CAN (Consistently Activated Neurons)
Novel technique introduced
Large Vision-Language Models (LVLMs) have shown impressive multimodal understanding capabilities, yet their robustness is poorly understood. In this paper, we investigate the structural vulnerabilities of LVLMs to identify any critical neurons whose removal triggers catastrophic collapse. In this context, we propose CAN, a method to detect Consistently Activated Neurons and to locate critical neurons by progressive masking. Experiments on LLaVA-1.5-7b-hf and InstructBLIP-Vicuna-7b reveal that masking only a tiny portion of the language model's feed-forward networks (just as few as four neurons in extreme cases) suffices to trigger catastrophic collapse. Notably, critical neurons are predominantly localized in the language model rather than in the vision components, and the down-projection layer is a particularly vulnerable structure. We also observe a consistent two-stage collapse pattern: initial expressive degradation followed by sudden, complete collapse. Our findings provide important insights for safety research in LVLMs.
Key Contributions
- Proposes CAN (Consistently Activated Neurons), a method to detect consistently activated neurons and rank critical neurons in LVLMs via progressive masking across vision encoder, cross-modal alignment, and language model components.
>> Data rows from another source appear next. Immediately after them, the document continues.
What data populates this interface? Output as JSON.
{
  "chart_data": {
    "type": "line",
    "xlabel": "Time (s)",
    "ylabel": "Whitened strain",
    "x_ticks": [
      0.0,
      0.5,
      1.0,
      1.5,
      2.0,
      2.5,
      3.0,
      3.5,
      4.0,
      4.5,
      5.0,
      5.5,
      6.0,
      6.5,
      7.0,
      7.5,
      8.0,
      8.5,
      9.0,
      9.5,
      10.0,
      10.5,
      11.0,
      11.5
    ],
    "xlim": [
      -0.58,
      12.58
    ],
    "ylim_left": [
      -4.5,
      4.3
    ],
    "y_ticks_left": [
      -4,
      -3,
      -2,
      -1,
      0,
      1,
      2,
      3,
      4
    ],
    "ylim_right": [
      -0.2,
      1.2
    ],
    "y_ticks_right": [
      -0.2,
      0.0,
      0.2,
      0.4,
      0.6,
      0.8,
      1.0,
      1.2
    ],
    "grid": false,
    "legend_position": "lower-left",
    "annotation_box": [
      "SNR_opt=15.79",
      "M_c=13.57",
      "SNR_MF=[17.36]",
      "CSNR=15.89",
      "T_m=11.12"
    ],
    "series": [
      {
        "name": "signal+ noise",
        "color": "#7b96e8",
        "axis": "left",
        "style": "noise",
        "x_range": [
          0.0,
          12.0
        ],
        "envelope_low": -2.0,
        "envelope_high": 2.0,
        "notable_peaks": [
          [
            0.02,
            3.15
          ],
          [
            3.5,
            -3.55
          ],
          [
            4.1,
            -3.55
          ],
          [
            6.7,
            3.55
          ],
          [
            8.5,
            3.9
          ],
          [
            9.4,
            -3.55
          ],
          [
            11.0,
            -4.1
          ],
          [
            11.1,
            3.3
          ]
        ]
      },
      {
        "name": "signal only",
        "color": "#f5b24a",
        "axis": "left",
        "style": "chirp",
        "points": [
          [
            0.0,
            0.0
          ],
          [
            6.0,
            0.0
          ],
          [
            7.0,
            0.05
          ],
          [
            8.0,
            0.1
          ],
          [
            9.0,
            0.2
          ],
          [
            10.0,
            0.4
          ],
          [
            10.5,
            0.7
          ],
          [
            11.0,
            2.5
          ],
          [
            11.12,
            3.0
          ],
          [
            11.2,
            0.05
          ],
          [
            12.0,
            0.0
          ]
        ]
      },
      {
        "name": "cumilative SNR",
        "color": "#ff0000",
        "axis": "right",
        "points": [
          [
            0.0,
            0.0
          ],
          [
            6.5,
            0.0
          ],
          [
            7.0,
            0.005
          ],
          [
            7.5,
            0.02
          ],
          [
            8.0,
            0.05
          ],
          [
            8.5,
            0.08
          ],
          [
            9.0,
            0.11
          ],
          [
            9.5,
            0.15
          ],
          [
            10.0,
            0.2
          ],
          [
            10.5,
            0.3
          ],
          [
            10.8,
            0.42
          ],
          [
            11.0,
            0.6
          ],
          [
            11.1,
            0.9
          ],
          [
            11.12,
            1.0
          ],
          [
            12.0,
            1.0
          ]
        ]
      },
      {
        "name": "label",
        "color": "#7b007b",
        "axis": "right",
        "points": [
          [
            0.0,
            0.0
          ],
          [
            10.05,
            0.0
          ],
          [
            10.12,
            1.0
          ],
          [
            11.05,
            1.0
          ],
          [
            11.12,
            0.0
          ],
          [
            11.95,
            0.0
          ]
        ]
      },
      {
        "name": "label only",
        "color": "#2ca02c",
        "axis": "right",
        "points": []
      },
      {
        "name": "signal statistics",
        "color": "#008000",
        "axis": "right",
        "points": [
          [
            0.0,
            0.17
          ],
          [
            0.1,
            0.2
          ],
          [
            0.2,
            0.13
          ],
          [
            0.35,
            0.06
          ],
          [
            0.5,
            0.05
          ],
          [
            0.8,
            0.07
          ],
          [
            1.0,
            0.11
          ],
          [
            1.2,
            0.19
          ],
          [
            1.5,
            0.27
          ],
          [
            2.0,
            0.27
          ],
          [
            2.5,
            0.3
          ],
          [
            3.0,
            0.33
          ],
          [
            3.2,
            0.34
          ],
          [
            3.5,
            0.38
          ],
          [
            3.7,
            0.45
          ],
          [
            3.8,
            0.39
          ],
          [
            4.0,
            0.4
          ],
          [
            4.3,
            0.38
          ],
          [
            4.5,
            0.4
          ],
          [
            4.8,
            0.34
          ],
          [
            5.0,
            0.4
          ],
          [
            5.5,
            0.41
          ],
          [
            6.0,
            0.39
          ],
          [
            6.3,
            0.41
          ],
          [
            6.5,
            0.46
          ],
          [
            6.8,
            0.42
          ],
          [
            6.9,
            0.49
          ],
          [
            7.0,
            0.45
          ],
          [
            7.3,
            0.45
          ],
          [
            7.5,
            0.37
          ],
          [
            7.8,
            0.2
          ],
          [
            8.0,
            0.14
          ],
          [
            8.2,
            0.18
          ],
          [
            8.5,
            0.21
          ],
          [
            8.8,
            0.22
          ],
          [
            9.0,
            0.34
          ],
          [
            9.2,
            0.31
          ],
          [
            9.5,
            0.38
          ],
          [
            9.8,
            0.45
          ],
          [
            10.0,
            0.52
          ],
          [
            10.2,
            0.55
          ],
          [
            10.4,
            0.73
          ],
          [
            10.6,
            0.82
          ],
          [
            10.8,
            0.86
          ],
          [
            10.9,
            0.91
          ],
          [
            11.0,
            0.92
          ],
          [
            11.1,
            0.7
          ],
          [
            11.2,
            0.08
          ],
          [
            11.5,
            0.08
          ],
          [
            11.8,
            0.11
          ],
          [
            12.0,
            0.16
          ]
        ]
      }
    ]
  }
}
- Demonstrates that masking as few as four neurons in the language model FFN of LLaVA-1.5-7b-hf triggers catastrophic collapse — an extreme structural fragility far beyond prior findings on domain-specific neuron ablation.
- Identifies that critical neurons are predominantly localized in the language model (not vision components) and reveals a consistent two-stage collapse pattern: expressive degradation followed by sudden complete failure.
🛡️ Threat Analysis
The paper demonstrates that direct weight/parameter manipulation — masking as few as four specific neurons in the language model FFN — causes catastrophic model failure. Per the guidelines, direct weight/parameter manipulation attacks map to ML10. While the attack does not embed hidden triggered behavior in the classical backdoor sense, it exploits structural fragility through targeted weight modification to fully disable model functionality.